Mit einem Rückblick auf das zurückliegende Vereinsjahr und insbesondere auf die Kommunalwahl, zog Vorsitzender Peter Neumeier für die freie Gruppierung Bilanz. "Mit dem Schulterschluss aller bisher im Marktrat vertretenen Freien ist uns ein historisches Werk gelungen," zeigte Neumeier wesentliche Grundzüge für das erfolgreiche Abschneiden bei der Wahl auf. Gemeinsame Veranstaltungen und werbewirksame Öffentlichkeitsarbeit aus dem Lager der Freien heraus, hätten dazu geführt, dass neben den fünf ÜPW-Markträten mit ihm und Thomas Bäumler der Markt zwei Kreisräte stelle, verdeutlichte der Fraktionssprecher der freien Markträte den Wahlerfolg.

Kraftakt zum 1000-Jährigen

Von einem wahrhaftigen Gewaltakt sprach der Vorsitzende in Bezug auf die Veranstaltungen zum 1000-Jährigen.

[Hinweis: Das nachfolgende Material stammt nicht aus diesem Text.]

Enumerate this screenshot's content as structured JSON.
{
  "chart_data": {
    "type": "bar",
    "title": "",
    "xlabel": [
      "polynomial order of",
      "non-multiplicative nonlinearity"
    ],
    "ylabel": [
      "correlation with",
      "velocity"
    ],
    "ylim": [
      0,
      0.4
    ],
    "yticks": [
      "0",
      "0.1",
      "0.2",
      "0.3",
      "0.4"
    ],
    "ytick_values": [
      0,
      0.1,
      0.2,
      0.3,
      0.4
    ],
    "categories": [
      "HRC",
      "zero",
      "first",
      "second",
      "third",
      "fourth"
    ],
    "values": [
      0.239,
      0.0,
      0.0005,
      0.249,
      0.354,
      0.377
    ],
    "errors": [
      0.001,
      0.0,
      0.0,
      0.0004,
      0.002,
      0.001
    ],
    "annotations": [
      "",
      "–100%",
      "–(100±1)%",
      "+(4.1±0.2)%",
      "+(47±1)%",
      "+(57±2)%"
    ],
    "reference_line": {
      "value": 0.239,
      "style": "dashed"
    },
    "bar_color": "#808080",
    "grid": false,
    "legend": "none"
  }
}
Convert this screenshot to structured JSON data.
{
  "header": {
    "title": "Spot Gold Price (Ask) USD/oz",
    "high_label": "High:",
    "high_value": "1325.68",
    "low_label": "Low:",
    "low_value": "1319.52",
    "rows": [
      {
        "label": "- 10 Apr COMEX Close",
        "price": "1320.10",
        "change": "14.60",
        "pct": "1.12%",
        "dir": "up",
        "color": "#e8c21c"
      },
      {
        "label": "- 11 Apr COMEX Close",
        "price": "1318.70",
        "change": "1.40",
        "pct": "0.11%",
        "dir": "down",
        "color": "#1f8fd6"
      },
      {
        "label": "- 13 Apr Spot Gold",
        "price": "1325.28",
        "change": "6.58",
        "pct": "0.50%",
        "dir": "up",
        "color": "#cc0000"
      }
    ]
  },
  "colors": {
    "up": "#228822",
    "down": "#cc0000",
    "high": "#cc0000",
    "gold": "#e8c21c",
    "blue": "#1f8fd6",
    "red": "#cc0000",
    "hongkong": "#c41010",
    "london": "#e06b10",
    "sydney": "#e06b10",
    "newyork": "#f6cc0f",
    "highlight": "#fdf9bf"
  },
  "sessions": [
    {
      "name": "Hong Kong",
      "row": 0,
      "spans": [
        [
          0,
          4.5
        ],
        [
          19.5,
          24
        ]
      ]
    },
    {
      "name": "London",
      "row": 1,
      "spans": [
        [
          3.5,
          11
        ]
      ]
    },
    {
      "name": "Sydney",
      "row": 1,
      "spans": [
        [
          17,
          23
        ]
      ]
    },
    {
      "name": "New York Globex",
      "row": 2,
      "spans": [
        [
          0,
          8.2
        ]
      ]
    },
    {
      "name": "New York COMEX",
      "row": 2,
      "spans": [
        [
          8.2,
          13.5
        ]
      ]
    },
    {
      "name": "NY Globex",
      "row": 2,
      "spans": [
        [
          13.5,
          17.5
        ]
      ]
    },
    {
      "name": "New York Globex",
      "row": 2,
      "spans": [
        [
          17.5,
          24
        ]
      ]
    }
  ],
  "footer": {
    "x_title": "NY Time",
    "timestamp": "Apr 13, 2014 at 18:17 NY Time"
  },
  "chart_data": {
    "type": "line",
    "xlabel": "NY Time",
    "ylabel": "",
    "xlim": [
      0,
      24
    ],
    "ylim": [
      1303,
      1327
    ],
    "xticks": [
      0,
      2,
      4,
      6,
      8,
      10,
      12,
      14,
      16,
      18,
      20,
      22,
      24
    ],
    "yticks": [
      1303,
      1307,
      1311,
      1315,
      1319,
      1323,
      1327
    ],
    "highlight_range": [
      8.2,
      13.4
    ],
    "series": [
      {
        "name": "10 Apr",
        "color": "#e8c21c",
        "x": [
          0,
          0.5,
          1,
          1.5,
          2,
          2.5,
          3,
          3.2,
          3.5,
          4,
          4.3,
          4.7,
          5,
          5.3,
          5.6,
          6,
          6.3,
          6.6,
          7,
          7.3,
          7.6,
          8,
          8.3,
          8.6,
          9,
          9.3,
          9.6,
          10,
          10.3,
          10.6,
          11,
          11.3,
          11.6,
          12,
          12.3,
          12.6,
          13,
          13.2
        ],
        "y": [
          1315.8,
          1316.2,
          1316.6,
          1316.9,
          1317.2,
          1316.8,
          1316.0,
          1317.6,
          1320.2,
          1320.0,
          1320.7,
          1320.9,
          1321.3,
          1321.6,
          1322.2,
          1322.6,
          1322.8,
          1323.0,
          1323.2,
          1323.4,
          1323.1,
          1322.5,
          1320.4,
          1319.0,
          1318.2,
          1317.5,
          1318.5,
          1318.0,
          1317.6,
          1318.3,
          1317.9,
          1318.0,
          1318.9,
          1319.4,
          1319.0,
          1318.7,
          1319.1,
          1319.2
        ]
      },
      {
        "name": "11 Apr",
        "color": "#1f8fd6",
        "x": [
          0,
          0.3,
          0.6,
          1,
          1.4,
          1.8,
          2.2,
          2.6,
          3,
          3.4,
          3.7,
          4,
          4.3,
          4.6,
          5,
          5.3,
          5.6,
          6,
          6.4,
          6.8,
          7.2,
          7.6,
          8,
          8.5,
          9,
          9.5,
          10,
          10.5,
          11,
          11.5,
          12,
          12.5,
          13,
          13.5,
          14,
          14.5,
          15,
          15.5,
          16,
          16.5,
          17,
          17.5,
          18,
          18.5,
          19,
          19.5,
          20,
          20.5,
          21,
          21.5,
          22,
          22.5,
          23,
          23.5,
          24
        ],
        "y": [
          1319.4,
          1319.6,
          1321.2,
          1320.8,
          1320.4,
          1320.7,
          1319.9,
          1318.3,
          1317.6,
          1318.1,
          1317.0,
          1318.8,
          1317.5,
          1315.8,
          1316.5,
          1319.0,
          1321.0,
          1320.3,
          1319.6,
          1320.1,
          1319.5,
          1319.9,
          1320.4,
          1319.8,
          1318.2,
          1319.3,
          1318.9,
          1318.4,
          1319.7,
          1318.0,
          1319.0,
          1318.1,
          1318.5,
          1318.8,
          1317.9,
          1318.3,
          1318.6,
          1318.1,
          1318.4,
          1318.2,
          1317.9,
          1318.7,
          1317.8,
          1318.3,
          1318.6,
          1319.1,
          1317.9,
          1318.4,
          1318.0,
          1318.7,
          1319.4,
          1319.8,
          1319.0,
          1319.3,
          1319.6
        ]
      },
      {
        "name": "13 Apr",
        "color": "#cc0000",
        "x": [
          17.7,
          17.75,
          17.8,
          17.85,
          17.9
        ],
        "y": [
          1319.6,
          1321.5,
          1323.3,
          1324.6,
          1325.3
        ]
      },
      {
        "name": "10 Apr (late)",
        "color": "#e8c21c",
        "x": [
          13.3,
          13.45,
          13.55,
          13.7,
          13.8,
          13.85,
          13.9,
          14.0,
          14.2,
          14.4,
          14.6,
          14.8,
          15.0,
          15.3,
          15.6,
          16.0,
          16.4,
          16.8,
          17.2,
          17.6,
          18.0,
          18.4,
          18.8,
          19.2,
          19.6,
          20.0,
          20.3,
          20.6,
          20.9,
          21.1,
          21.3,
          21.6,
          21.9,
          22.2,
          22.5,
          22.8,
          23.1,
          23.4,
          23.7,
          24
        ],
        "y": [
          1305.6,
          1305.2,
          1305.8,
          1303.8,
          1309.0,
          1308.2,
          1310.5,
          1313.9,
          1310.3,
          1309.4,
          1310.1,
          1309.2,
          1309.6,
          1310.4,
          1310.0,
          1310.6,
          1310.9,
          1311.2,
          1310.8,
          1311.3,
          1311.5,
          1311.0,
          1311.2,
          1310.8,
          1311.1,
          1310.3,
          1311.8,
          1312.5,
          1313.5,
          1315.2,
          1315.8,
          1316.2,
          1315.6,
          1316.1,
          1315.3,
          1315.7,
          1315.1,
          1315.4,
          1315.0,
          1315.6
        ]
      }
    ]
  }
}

In wöchentlichen Sitzungen wurde und wird noch fortlaufend das Festprogramm bis hin zum Silvesterball geplant. "Jugend- und Seniorenbeirat schlafen noch", meinte Neumeier, zeigte sich aber zuversichtlich. Das Thema Kläranlage und damit verbunden die Kostenfragen, sowie eine grundsätzliche Entscheidungsfindung zu den beiden möglichen Varianten einer Erweiterung der kommunalen Anlage oder alternativ eines milchhofeigenen Komplexes, bestimmten den weiteren Verlauf der Versammlung. Josef Meier informierte über sein Vorhaben, eine Bürgerinitiative gegen den Bau einer Anlage durch den Milchhof auf den Weg zu bringen. Mehrheitlich sprachen sich die ÜPW'ler dafür aus, sachgerechte Details und Zahlen - gegebenenfalls durch ein weiteres Gutachten - zu eruieren.

Trinkwasserversorgung

"Eine schmerzhafte Kostenexplosion der Gebühren kann nicht mitgetragen werden," so die einhellige Meinung der Anwesenden. Wie sieht es generell mit der Trinkwasserversorgung und dem technischen Zustand des Wasserwerkes aus? Auch hier bestehe Handlungsbedarf, um zumindest den Ist-Zustand festzustellen, meinten die Versammlungsteilnehmer.

Energieeffiziente Verwendung von Blockheizkraftwerken für Schwimmbad und Schule, sowie Planung Miesbergallee, Breitbandausbau oder auch die Verschönerung des Ortsbildes, etwa durch einen Brunnen im Zentrum, kamen zur Diskussion.